What enslaved children teach us about America
Bonnie Jean Feldkamp
An elementary school in Louisville, Kentucky, sits on land that was once the Farmington hemp plantation. That fact gutted me as I stood before “Childhood Interrupted,” an art installation depicting enslaved children on the lawn of the historic home.
My son attends this elementary school which is now embedded in a neighborhood just one long driveway away from the truth of its plantation past. He learns, thrives and feels like he belongs in a space where enslaved children were once forced to work.
The 1816 Farmington historic home is where the John Speed family lived along with 70 enslaved people.
Hannah Drake is a co-founder of (Un)Known Project and the artist behind “Childhood Interrupted,” which is touring Kentucky plantations this summer. Hannah wants people to know the specific horror that “this nation enslaved children and made children do hard labor.”
When we talk about the history of slavery in the United States, we don’t tend to think of children. But the reality is that in the decades before the Civil War, half of all enslaved people were under the age of 16.
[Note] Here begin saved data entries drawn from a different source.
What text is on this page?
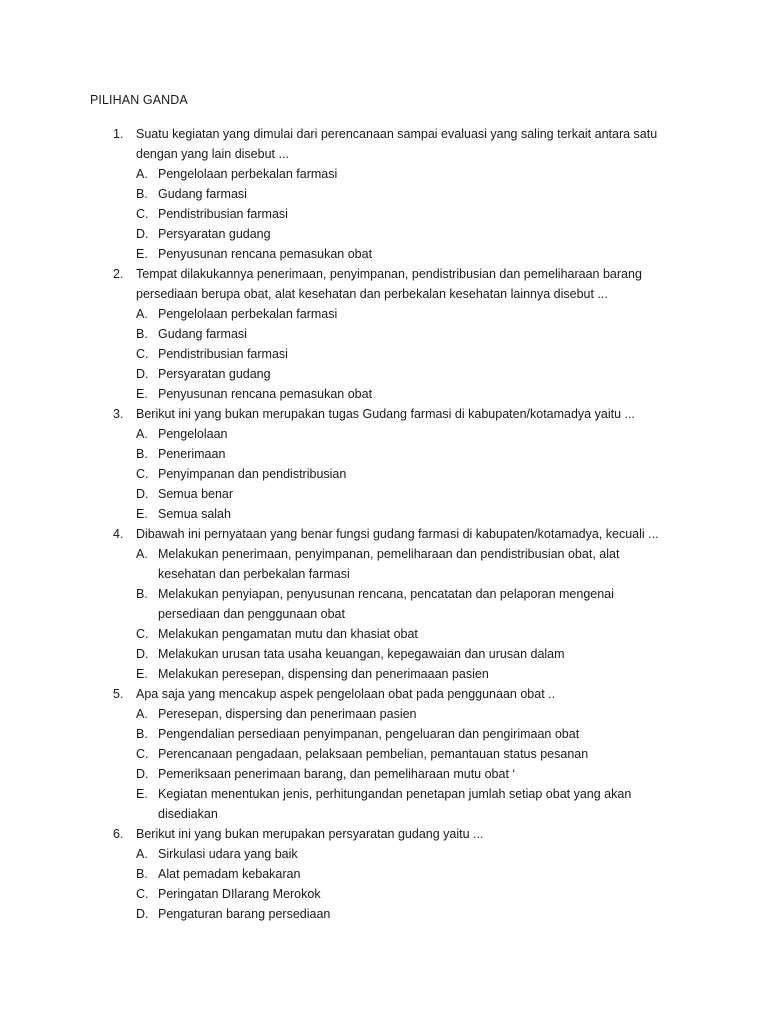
PILIHAN GANDA
1.	Suatu kegiatan yang dimulai dari perencanaan sampai evaluasi yang saling terkait antara satu
dengan yang lain disebut ...
A. Pengelolaan perbekalan farmasi
B. Gudang farmasi
C. Pendistribusian farmasi
D. Persyaratan gudang
E. Penyusunan rencana pemasukan obat
2.	Tempat dilakukannya penerimaan, penyimpanan, pendistribusian dan pemeliharaan barang
persediaan berupa obat, alat kesehatan dan perbekalan kesehatan lainnya disebut ...
A. Pengelolaan perbekalan farmasi
B. Gudang farmasi
C. Pendistribusian farmasi
D. Persyaratan gudang
E. Penyusunan rencana pemasukan obat
3.	Berikut ini yang bukan merupakan tugas Gudang farmasi di kabupaten/kotamadya yaitu ...
A. Pengelolaan
B. Penerimaan
C. Penyimpanan dan pendistribusian
D. Semua benar
E. Semua salah
4.	Dibawah ini pernyataan yang benar fungsi gudang farmasi di kabupaten/kotamadya, kecuali ...
A. Melakukan penerimaan, penyimpanan, pemeliharaan dan pendistribusian obat, alat
kesehatan dan perbekalan farmasi
B. Melakukan penyiapan, penyusunan rencana, pencatatan dan pelaporan mengenai
persediaan dan penggunaan obat
C. Melakukan pengamatan mutu dan khasiat obat
D. Melakukan urusan tata usaha keuangan, kepegawaian dan urusan dalam
E. Melakukan peresepan, dispensing dan penerimaaan pasien
5.	Apa saja yang mencakup aspek pengelolaan obat pada penggunaan obat ..
A. Peresepan, dispersing dan penerimaan pasien
B. Pengendalian persediaan penyimpanan, pengeluaran dan pengirimaan obat
C. Perencanaan pengadaan, pelaksaan pembelian, pemantauan status pesanan
D. Pemeriksaan penerimaan barang, dan pemeliharaan mutu obat ‘
E. Kegiatan menentukan jenis, perhitungandan penetapan jumlah setiap obat yang akan
disediakan
6.	Berikut ini yang bukan merupakan persyaratan gudang yaitu ...
A. Sirkulasi udara yang baik
B. Alat pemadam kebakaran
C. Peringatan DIlarang Merokok
D. Pengaturan barang persediaan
Children as young as 2 and 3 years old performed domestic chores, including child care, collecting trash and kindling, toting water, scaring away birds, weeding and plucking worms off plants. Enslaved children also suffered harsh punishments at the hands of their enslavers. They were whipped or forced to swallow the worms they missed.
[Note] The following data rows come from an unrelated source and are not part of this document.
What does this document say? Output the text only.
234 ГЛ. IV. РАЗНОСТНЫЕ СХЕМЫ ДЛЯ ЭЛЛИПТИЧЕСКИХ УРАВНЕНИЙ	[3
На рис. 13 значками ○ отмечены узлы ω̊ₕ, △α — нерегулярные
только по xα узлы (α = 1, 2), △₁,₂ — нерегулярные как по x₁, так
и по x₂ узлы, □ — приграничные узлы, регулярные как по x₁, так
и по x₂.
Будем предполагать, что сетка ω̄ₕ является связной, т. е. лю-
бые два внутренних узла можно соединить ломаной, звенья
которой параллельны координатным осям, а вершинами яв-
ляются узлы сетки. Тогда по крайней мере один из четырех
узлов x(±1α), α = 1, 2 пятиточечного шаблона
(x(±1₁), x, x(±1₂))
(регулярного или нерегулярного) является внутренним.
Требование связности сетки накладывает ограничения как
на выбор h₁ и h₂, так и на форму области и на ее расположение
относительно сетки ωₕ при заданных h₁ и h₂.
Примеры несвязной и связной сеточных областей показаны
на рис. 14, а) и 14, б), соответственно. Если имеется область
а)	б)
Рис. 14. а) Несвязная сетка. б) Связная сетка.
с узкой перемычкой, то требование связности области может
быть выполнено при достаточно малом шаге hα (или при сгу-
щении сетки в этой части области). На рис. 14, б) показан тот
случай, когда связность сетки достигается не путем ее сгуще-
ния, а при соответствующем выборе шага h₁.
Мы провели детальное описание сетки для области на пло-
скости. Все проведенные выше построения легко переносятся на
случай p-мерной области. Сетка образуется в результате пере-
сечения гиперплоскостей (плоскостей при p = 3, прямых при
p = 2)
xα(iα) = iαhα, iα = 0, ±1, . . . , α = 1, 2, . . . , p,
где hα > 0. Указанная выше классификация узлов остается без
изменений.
Hannah’s art shows us a different picture. Her art answers the question, “If enslaved children could do whatever it is that they wanted, what would they do?” In the silhouettes, we see children having fun and playing. A child on a rocking horse imagines what they could become. Hannah made a little chef, a girl sipping tea and children learning. At the end of the installation, we see children dreaming of their futures.
This is purposeful. No matter what atrocities enslaved children faced, they still found ways to play. Historic records tell us that their songs, rhymes and games were rooted in the realities of enslavement. Children process the world through play, especially when that world feels frightening and beyond their control. Even in bondage, children were still children.
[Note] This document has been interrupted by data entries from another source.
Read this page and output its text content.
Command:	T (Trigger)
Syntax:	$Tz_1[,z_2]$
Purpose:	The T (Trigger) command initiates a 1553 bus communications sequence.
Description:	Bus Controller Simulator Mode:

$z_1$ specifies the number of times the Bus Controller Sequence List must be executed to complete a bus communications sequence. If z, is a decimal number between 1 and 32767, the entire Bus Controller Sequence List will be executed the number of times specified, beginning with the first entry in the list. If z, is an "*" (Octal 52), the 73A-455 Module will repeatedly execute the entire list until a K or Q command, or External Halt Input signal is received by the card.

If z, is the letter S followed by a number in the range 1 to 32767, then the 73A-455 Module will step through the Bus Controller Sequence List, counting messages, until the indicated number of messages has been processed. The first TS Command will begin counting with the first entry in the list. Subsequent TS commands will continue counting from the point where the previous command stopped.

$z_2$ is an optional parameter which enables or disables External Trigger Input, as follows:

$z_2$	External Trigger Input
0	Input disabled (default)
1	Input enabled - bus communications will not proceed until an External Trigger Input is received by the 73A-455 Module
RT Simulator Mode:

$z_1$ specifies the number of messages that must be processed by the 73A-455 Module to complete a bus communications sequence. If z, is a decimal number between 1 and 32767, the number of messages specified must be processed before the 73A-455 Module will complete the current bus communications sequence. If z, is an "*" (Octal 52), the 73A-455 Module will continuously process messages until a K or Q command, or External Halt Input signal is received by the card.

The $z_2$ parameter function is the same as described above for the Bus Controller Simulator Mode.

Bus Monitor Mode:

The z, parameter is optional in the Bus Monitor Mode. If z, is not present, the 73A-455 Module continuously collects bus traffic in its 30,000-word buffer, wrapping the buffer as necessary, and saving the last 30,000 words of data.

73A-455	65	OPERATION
Hannah included chains to remind viewers that enslaved children’s lives were forever bound to this place. The truth of slavery is that generations of people were born into bondage, enslaved since birth.
One exhibit in Farmington’s visitors center tells the story of an enslaved woman named Phillis. She gave birth to a daughter, Diana, only for John Speed to give Diana to his eldest daughter to raise as her personal servant. Diana was groomed from birth to serve her enslaver. Childhood Interrupted.
The courts continue to wrestle with those efforts. Last week, U.S. District Judge Angel Kelley ordered the restoration of altered exhibits nationwide. Days later, a federal appeals court allowed the administration to move forward with replacing a slavery exhibit at George Washington’s former home in Philadelphia. The legal battle may continue, but the broader fight is already clear: Who gets to decide which parts of American history are remembered and which are erased?
Slavery is not just Black history. It is every American’s history. Our stories are intertwined.
I teach in my writing workshops the importance of owning your own narrative, because only then can you decide how what happened will inform your future. This is true for our country, too. We get to decide how our nation’s foundation of slavery and genocide will inform our collective trajectory. Ignoring our history is the opposite of owning it. Knowledge is not about shame. Shame only exists in cover-ups.
Childhood in America is still interrupted by poverty, gun violence, bigotry and neglect. Understanding the trauma of enslaved children won’t change the past, but it can help us build a better future for the children whose lives are being shaped right now by circumstances they did not choose.